We are using 0.18.6 in our production ec2 environment. We have three
java web application servers setup and two search servers and two
database servers, all ec2 large instances. We originally had the
database and search servers together, but we were seeing high CPU
usage and couldn't determine the cause so we split them up. What we
are seeing with the search servers is that each day during our peak
ours (8am - 6pm) the search instances are running the CPUs at 60 -
80%. Today we had an issue where we had to restart the search servers.
The web servers were dropping connections to the search servers
causing timeouts for the users and the search servers were at 80-85%.
Here are the details:
We are averaging about 1500 users logged in at a time during our peak
hours.
We have two search instances with 0.18.6 and three search clients (one
on each web server).
Each search instance has a 200GB ebs volume that it stores the data
to.
Our application is a multi-tenant application and currently we have
about 200 tenants.
Each tenant gets its own index with the default settings (5 shards per
index, etc).
Our application logs almost every request that a user makes (database
and search).
We currently have around 10,000,000 documents between all of the
indexes
We are currently at 45,000 open file descriptors.

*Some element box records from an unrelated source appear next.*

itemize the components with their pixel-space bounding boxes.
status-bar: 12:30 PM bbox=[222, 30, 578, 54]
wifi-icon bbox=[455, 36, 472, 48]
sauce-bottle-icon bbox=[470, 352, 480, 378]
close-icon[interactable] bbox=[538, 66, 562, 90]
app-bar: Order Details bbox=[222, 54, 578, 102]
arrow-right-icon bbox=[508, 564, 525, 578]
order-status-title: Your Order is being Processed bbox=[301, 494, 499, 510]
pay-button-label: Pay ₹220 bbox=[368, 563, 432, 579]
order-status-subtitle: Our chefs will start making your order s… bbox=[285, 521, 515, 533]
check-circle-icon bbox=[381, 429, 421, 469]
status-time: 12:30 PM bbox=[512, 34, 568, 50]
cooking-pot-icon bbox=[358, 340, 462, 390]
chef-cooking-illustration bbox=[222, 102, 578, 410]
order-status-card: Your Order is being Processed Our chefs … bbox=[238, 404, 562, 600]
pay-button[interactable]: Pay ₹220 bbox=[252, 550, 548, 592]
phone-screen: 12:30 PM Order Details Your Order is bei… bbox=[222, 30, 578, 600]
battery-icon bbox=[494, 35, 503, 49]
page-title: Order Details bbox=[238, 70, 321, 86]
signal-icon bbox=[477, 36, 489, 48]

Our CPU usage is between 60-80% daily on both search servers (I can
send screenshots of the EC2 charts).
My thoughts:
Maybe logging each request that a user makes through our site to
elastic search is causing this?
I don't think that creating a new index for every customer is the way
to go here, but I'm sure what the best way is. We are going to hit our
64k file descriptor limit very soon.
I'm looking for ways to improve our setup. Thoughts?